Who lost in this? Unfortunately, my peers—the physicians. They either didn't have the information, they were radio silent, they furloughed or closed practices because of their financial model. And they have a lot of work to do to regain trust. Now, telehealth helped with some of that, but in many, many cases, it was not the individual's personal relationship physician.
I know a woman who was going through both chemotherapy for cancer and some heart problems due to the chemotherapy and had a primary care physician–none of them were available for the first 90 days through telehealth or anything else. She was left to figure this out on her own. This is the access problem I am talking about. I think, again, we look at the mental health issues, the depression and anxiety. There is not one of us, probably in the world, that has not had some level of anxiety through this entire issue. We're not meant to not know what's going to happen tomorrow to us, the country, or the world.
Secondly is the SDOH, or the social determinants of health.
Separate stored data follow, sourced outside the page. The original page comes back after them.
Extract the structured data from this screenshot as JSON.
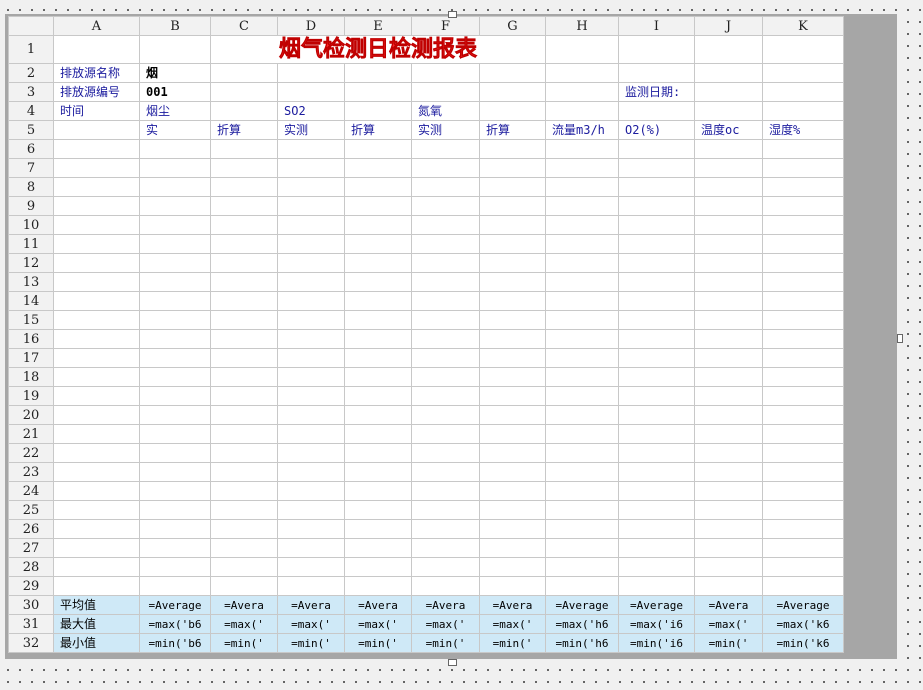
{
  "columns": [
    "A",
    "B",
    "C",
    "D",
    "E",
    "F",
    "G",
    "H",
    "I",
    "J",
    "K"
  ],
  "title": "烟气检测日检测报表",
  "row2": {
    "a": "排放源名称",
    "b": "烟"
  },
  "row3": {
    "a": "排放源编号",
    "b": "001",
    "i": "监测日期:"
  },
  "row4": {
    "a": "时间",
    "b": "烟尘",
    "d": "SO2",
    "f": "氮氧"
  },
  "row5": [
    "",
    "实",
    "折算",
    "实测",
    "折算",
    "实测",
    "折算",
    "流量m3/h",
    "O2(%)",
    "温度oc",
    "湿度%"
  ],
  "empty_rows": [
    6,
    7,
    8,
    9,
    10,
    11,
    12,
    13,
    14,
    15,
    16,
    17,
    18,
    19,
    20,
    21,
    22,
    23,
    24,
    25,
    26,
    27,
    28,
    29
  ],
  "stats": [
    {
      "row": "30",
      "label": "平均值",
      "cells": [
        "=Average",
        "=Avera",
        "=Avera",
        "=Avera",
        "=Avera",
        "=Avera",
        "=Average",
        "=Average",
        "=Avera",
        "=Average"
      ]
    },
    {
      "row": "31",
      "label": "最大值",
      "cells": [
        "=max('b6",
        "=max('",
        "=max('",
        "=max('",
        "=max('",
        "=max('",
        "=max('h6",
        "=max('i6",
        "=max('",
        "=max('k6"
      ]
    },
    {
      "row": "32",
      "label": "最小值",
      "cells": [
        "=min('b6",
        "=min('",
        "=min('",
        "=min('",
        "=min('",
        "=min('",
        "=min('h6",
        "=min('i6",
        "=min('",
        "=min('k6"
      ]
    }
  ],
  "colors": {
    "stat_row_bg": "#cfe9f7",
    "label_text": "#1b1b9e",
    "title_red": "#ff2a2a",
    "panel_gray": "#a6a6a6"
  }
}
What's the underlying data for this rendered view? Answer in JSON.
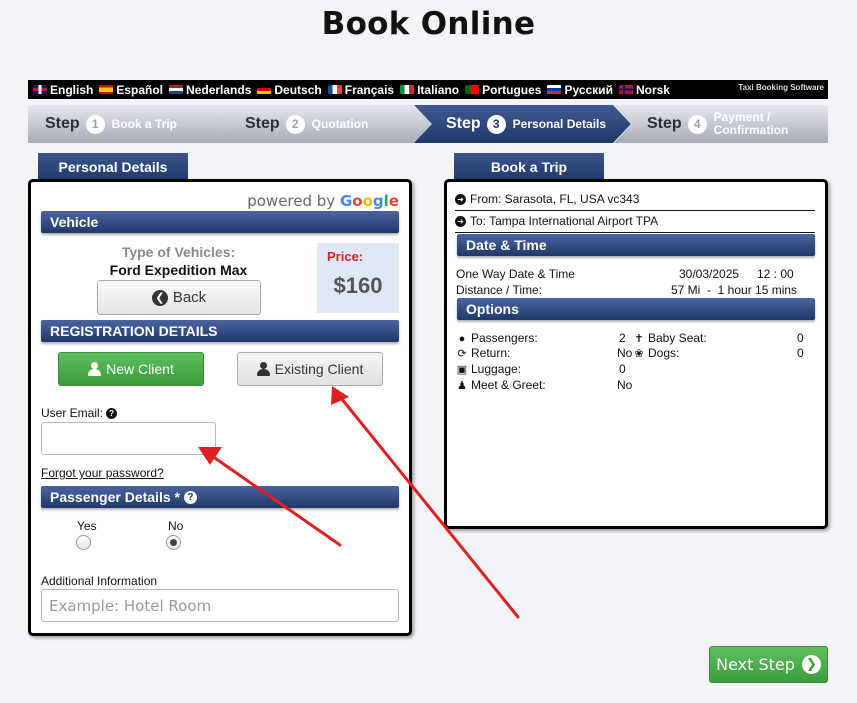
{
  "page": {
    "title": "Book Online"
  },
  "languages": [
    {
      "label": "English",
      "flag": "uk"
    },
    {
      "label": "Español",
      "flag": "es"
    },
    {
      "label": "Nederlands",
      "flag": "nl"
    },
    {
      "label": "Deutsch",
      "flag": "de"
    },
    {
      "label": "Français",
      "flag": "fr"
    },
    {
      "label": "Italiano",
      "flag": "it"
    },
    {
      "label": "Portugues",
      "flag": "pt"
    },
    {
      "label": "Русский",
      "flag": "ru"
    },
    {
      "label": "Norsk",
      "flag": "no"
    }
  ],
  "brand_text": "Taxi Booking Software",
  "steps": [
    {
      "word": "Step",
      "number": "1",
      "label": "Book a Trip",
      "state": "inactive"
    },
    {
      "word": "Step",
      "number": "2",
      "label": "Quotation",
      "state": "inactive"
    },
    {
      "word": "Step",
      "number": "3",
      "label": "Personal Details",
      "state": "active"
    },
    {
      "word": "Step",
      "number": "4",
      "label": "Payment / Confirmation",
      "state": "inactive"
    }
  ],
  "left_panel": {
    "tab_title": "Personal Details",
    "powered_by": "powered by",
    "google": [
      "G",
      "o",
      "o",
      "g",
      "l",
      "e"
    ],
    "vehicle_section": "Vehicle",
    "vehicle_type_label": "Type of Vehicles:",
    "vehicle_type_value": "Ford Expedition Max",
    "back_label": "Back",
    "price_label": "Price:",
    "price_value": "$160",
    "registration_section": "REGISTRATION DETAILS",
    "new_client_label": "New Client",
    "existing_client_label": "Existing Client",
    "user_email_label": "User Email:",
    "user_email_value": "",
    "forgot_password": "Forgot your password?",
    "passenger_section": "Passenger Details *",
    "radio_yes": "Yes",
    "radio_no": "No",
    "radio_selected": "No",
    "additional_info_label": "Additional Information",
    "additional_info_placeholder": "Example: Hotel Room"
  },
  "right_panel": {
    "tab_title": "Book a Trip",
    "from": "From: Sarasota, FL, USA vc343",
    "to": "To: Tampa International Airport TPA",
    "date_section": "Date & Time",
    "one_way_label": "One Way Date & Time",
    "one_way_date": "30/03/2025",
    "one_way_time": "12 : 00",
    "distance_label": "Distance / Time:",
    "distance_value": "57 Mi  -  1 hour 15 mins",
    "options_section": "Options",
    "passengers_label": "Passengers:",
    "passengers_value": "2",
    "baby_seat_label": "Baby Seat:",
    "baby_seat_value": "0",
    "return_label": "Return:",
    "return_value": "No",
    "dogs_label": "Dogs:",
    "dogs_value": "0",
    "luggage_label": "Luggage:",
    "luggage_value": "0",
    "meet_label": "Meet & Greet:",
    "meet_value": "No"
  },
  "next_step_label": "Next Step",
  "colors": {
    "nav_blue": "#203868",
    "green": "#3c9a3c",
    "annotation_red": "#e02020"
  }
}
Again, we thought of this as a very focused thing. How many of us, even those of us who could afford food and had a roof over our head, weren't sure how we were going to get food from the grocery store? If we had diabetes or other issues with our health associated with food, even a bigger challenge.
So, I think social determinants of health and mental health are national and international issues that affect all of us. And we still need a better way to address that. I do think virtual health came forward about 5 years earlier than it was supposed to. I think there are still challenges. I think there's opportunities, and I hope we don't just knee jerk reaction and [instead] take the time to think it through.